Defaults surged in a wide variety of loans, ranging from home loans to credit cards to commercial real estate loans. JPMorgan's investment bank was forced to mark down its portfolio by $2.9 billion. And had it not been for JPMorgan's acquisition of Washington Mutual Inc. late last year, the bank would have reported a net loss for the fourth quarter.
Even Chief Executive Jamie Dimon called the results "very disappointing."
Every financial institution is "struggling with this extreme environment," Dimon said Thursday. "We don't know exactly the outcome."
New York-based JPMorgan Chase reported a profit of $702 million, or 7 cents a share, down 76% from $2.97 billion, or 86 cents, a year earlier.
Analysts, who had been trimming their estimates in recent weeks, expected break-even results. Analyst estimates tend to exclude one-time items. The purchase of Washington Mutual -- which added massively to JPMorgan Chase's consumer banking business -- helped the company book a $1.1-billion gain, after taxes, from "merger-related items."

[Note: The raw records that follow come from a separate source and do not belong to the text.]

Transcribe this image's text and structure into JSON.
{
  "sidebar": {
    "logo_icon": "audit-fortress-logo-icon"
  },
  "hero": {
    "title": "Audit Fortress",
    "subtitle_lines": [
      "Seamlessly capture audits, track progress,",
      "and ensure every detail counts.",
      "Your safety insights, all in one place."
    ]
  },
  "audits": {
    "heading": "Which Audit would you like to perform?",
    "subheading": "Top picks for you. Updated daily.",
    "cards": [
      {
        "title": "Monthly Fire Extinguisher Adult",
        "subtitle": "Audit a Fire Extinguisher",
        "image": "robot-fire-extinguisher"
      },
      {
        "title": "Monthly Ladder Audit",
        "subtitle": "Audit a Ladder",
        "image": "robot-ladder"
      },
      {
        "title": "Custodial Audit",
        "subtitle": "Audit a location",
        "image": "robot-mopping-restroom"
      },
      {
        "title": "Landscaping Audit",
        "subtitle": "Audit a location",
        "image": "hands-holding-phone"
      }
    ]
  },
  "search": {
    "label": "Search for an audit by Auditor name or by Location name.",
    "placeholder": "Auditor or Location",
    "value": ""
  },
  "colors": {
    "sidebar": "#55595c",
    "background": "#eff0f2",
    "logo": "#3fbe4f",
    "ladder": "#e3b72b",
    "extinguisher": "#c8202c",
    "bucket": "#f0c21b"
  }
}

But corroding loans inherited from Washington Mutual, the largest bank ever to fail in U.S. history, are expected to mar JPMorgan's results this year. Moody's cited WaMu and its credit card portfolio as one reason it slashed Chase Bank's credit rating on Thursday.
The bank added $4.1 billion to loan loss reserves to account for future loan losses.
Shares fell $1.57, or 6.1%, to $24.34 after the earnings news.
For all of 2008, JPMorgan Chase posted a profit of $5.6 billion, or $1.37 a share. That was down from a record annual profit in 2007 of $15.4 billion, or $4.38.